American politician (1827–1910)

Michael John Egan (June 2, 1827 – January 23, 1910) was an American merchant and insurance agent who served two years as a Democratic member of the Wisconsin State Senate and two as a member of the Wisconsin State Assembly from Milwaukee County.

== Background ==
Egan was born in the city of Kilkenny, Ireland on June 2, 1827. He graduated from St Kieran's College in Kilkenny in 1847. He came to Wisconsin in 1848, and settled at Franklin. He became a merchant by trade.

== Public office ==
He was a state senator in 1860 and 1861 from the Sixth District (3rd, 4th, 5th and 8th Wards of the City of Milwaukee, and the towns of Franklin, Greenfield, Lake Oak Creek and Wauwatosa), succeeding fellow Democrat and native of Ireland Patrick Walsh; during the 1861 session he was on the standing committees on the militia, on education, school, and university lands, on enrolled bills, and on railroads. In 1862 he was succeeded by fellow Democrat Edward Keogh.

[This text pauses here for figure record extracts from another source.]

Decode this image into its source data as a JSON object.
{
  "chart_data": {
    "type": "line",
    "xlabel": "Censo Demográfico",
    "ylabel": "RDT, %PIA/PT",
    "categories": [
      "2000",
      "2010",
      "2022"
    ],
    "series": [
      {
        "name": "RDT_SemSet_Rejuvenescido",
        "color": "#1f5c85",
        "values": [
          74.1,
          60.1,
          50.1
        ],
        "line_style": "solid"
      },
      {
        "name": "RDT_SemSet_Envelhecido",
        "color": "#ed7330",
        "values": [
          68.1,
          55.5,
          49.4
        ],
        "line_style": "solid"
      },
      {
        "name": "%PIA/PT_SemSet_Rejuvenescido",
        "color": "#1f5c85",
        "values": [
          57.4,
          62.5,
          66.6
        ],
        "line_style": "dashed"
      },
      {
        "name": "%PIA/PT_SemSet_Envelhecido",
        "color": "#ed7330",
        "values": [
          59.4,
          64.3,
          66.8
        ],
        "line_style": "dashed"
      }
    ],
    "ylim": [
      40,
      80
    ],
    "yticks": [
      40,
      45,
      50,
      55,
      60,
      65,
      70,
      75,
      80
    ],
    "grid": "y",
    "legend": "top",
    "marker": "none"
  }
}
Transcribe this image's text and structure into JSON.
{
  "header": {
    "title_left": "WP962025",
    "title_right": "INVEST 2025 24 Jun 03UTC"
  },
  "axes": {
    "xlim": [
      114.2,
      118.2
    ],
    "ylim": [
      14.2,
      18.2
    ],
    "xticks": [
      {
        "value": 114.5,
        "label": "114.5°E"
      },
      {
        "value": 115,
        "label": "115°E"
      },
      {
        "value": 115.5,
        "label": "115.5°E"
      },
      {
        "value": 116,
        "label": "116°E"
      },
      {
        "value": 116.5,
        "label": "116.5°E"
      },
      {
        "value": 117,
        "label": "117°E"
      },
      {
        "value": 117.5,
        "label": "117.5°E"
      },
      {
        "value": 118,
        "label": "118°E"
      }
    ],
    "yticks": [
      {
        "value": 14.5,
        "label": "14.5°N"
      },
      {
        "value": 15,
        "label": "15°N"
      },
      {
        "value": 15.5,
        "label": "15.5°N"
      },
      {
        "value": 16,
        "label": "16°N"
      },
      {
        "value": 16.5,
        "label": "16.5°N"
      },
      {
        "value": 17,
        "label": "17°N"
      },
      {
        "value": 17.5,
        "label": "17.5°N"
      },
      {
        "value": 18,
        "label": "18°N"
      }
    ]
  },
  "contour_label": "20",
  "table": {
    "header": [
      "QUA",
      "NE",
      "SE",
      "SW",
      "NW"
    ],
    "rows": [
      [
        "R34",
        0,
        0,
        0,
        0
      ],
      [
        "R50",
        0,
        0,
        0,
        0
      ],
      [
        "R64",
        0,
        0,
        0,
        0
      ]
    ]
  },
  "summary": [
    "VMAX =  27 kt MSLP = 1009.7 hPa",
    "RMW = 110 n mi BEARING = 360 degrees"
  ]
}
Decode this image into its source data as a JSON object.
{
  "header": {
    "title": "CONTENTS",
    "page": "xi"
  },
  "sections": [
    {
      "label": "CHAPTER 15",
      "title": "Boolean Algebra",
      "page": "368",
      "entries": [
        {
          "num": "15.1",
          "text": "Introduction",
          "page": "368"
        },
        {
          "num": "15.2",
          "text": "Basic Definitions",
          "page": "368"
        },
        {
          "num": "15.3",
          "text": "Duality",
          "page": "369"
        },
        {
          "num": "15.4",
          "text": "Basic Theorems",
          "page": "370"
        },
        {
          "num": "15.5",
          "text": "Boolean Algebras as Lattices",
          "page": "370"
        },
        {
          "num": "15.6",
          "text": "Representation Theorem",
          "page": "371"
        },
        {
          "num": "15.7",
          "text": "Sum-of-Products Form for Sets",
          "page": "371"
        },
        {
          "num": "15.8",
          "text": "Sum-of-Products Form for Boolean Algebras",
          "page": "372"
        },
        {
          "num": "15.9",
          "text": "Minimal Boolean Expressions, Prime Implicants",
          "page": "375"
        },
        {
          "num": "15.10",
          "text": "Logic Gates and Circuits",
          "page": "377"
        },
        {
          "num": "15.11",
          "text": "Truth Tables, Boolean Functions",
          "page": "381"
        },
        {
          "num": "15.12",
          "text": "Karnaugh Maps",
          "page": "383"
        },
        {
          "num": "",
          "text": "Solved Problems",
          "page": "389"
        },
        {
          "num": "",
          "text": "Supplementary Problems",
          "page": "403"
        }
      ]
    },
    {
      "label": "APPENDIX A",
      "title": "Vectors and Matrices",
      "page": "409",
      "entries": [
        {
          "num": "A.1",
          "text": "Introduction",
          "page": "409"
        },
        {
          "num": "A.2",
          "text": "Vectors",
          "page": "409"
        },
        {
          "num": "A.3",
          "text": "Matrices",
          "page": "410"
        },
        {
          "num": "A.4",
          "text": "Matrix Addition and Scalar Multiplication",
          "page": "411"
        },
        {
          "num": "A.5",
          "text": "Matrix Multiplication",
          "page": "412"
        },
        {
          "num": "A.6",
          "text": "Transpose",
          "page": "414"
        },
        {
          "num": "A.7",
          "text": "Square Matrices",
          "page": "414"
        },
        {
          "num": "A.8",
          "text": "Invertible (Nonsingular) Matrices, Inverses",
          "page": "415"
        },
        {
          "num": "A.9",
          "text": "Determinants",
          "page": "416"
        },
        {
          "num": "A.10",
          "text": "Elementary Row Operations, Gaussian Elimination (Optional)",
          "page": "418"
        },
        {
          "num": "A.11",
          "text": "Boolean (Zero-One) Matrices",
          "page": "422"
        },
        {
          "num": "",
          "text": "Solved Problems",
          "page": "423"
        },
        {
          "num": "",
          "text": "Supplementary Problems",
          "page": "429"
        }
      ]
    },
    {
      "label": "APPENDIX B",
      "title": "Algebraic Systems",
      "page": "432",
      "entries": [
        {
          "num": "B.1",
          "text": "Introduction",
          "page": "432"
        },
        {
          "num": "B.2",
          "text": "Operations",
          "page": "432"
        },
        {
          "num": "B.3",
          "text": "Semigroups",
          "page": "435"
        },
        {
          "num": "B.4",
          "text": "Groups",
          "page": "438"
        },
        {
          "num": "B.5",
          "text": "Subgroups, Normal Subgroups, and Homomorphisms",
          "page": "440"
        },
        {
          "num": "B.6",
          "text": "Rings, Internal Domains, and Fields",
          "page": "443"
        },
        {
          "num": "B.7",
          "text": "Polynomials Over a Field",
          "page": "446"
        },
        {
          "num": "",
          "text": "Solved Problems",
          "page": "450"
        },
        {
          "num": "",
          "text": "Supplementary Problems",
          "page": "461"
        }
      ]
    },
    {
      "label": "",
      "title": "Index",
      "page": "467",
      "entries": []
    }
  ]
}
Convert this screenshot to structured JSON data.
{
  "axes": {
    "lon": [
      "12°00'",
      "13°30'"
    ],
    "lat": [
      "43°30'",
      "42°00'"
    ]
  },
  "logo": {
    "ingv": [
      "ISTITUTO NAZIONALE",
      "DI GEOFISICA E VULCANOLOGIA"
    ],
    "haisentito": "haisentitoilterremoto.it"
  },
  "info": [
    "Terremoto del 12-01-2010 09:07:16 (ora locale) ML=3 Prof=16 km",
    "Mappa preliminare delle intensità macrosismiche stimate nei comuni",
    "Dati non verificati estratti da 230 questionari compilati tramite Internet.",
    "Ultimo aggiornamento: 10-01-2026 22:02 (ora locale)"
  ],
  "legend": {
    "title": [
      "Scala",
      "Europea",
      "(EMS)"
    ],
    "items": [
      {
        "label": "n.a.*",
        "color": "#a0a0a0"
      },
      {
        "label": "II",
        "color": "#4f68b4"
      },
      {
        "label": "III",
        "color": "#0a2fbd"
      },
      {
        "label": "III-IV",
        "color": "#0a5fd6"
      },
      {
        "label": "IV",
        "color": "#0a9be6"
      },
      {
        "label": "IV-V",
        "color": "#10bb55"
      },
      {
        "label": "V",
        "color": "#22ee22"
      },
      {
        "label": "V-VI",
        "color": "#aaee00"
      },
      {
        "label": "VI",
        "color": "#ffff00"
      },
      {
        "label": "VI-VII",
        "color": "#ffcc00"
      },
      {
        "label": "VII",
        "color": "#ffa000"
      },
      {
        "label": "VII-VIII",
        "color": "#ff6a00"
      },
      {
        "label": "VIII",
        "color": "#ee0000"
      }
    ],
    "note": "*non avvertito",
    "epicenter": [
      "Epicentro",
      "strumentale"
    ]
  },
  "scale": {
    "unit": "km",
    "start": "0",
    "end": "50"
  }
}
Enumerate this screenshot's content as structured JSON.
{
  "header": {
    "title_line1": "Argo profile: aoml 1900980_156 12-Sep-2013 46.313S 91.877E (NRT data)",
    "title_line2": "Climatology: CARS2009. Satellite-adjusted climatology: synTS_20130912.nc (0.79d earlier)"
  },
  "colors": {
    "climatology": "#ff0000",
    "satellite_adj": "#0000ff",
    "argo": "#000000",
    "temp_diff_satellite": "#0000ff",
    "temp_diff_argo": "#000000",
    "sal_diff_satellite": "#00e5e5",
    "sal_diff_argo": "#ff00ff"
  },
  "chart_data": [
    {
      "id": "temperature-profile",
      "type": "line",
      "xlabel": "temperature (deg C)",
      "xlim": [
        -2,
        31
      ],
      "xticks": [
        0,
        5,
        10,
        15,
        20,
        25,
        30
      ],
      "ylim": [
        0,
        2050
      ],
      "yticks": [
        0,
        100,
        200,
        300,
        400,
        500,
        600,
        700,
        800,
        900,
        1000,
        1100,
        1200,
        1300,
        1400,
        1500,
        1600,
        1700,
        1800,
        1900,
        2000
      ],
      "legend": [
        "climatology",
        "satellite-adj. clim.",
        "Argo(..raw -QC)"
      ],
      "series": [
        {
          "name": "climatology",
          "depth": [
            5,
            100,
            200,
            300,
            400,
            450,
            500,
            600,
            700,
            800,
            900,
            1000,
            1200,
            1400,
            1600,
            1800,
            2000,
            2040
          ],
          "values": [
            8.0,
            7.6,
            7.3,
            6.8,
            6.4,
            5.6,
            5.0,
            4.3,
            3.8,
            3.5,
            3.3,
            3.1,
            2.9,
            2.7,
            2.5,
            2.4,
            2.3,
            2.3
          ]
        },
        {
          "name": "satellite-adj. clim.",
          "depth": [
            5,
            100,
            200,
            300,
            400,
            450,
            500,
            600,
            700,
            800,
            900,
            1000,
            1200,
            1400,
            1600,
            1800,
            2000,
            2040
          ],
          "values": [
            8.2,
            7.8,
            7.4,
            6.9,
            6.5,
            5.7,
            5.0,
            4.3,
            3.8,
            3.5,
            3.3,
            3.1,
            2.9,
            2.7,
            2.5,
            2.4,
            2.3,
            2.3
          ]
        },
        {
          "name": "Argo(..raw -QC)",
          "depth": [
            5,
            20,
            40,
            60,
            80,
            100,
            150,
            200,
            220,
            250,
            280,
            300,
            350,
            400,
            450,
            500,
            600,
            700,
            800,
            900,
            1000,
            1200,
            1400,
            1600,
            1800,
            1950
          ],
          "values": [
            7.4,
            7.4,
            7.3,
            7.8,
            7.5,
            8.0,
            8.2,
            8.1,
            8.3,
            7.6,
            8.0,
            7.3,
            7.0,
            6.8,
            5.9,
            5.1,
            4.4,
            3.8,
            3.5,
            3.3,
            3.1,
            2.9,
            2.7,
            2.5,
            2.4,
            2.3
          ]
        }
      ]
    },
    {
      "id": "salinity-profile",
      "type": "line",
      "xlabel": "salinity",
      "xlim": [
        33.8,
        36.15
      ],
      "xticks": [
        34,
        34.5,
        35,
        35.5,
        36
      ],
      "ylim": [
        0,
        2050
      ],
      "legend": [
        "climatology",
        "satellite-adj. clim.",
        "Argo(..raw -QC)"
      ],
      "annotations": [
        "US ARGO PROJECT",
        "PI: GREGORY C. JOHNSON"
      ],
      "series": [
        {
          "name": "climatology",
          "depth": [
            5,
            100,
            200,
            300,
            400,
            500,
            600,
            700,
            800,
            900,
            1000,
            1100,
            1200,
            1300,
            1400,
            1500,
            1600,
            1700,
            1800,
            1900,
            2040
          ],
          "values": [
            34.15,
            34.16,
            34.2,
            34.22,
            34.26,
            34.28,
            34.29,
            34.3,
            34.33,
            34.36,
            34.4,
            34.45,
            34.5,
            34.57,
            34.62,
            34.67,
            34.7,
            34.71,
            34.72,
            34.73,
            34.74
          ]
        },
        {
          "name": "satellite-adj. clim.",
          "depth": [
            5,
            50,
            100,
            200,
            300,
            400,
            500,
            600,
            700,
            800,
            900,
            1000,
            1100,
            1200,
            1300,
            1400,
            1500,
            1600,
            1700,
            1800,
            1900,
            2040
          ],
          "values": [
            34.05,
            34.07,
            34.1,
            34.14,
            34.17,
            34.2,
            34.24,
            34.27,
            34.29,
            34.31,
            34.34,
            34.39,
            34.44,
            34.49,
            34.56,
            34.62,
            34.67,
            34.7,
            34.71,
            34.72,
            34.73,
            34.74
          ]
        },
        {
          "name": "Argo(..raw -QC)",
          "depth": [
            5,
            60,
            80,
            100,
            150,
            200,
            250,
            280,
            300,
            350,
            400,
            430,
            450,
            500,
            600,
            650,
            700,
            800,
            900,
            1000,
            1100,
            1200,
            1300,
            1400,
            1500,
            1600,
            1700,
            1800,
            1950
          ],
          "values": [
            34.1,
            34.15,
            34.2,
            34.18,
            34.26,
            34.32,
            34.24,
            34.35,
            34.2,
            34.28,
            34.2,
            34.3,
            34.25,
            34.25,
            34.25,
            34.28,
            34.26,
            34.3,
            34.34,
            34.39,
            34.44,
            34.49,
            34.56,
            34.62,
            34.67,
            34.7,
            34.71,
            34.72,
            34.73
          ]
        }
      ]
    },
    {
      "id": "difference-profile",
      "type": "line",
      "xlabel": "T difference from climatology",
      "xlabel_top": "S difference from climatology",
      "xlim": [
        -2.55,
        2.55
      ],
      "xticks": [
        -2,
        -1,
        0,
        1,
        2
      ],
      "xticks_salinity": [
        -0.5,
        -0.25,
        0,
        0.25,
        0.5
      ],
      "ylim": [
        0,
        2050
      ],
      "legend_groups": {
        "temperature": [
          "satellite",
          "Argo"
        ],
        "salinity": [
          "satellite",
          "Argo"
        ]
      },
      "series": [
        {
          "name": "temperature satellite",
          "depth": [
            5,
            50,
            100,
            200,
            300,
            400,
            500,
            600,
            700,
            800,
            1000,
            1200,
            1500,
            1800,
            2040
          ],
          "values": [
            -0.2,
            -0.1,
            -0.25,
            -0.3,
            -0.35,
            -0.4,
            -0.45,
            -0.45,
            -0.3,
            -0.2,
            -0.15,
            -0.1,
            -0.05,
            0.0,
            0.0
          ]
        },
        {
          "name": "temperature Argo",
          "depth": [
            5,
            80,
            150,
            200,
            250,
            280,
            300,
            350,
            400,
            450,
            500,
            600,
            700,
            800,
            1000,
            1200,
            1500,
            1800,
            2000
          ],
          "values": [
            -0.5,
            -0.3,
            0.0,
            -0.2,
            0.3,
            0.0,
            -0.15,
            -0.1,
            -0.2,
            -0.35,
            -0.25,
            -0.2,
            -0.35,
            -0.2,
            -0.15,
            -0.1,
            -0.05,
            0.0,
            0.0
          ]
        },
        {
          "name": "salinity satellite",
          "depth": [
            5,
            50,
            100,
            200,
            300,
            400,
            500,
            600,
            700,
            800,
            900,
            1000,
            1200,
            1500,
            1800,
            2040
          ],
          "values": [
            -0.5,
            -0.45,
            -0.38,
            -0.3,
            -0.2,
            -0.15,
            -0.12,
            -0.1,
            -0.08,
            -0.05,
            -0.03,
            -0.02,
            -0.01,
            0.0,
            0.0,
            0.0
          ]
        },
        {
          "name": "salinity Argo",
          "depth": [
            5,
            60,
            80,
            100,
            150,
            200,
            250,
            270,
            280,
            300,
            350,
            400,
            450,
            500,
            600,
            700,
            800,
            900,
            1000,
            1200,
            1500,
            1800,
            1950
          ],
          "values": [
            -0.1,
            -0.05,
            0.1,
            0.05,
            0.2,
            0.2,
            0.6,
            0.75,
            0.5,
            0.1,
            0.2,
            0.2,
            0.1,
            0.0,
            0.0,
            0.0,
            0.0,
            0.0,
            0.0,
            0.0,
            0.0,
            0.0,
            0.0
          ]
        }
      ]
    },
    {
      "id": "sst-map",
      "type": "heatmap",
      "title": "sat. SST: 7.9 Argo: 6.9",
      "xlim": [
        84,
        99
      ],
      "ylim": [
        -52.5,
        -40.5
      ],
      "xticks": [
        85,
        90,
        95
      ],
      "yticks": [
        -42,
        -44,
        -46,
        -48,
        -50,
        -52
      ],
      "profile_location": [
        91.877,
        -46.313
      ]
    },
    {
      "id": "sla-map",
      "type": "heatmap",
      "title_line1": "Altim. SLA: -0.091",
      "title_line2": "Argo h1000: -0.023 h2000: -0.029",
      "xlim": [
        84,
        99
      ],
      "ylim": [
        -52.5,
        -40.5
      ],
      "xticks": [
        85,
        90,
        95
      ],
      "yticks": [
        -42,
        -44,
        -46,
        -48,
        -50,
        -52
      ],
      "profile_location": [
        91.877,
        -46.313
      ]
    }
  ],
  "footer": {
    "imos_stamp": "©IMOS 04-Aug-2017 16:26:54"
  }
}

As of 1882, he was working as an insurance agent. He had been chairman of the town board for fifteen years and chairman of the County board of supervisors for several years, and a justice of the peace for thirty years, when he was elected to the Assembly's 12th Milwaukee County district (the towns of Franklin, Greenfield, Lake and Oak Creek) for 1883, receiving 979 votes, against 746 for Republican R. M. Berry. (The district, formerly numbered the 11th until the decennial redistricting, had previously been represented by Republican William M. Williams, Jr.; and had been represented by Patrick Walsh in 1868.) He was assigned to the standing committee on insurance, banks and banking, and the joint committee on claims. He was not a candidate for re-election in 1884, and was succeeded by Republican James Lemont (also a native of Ireland).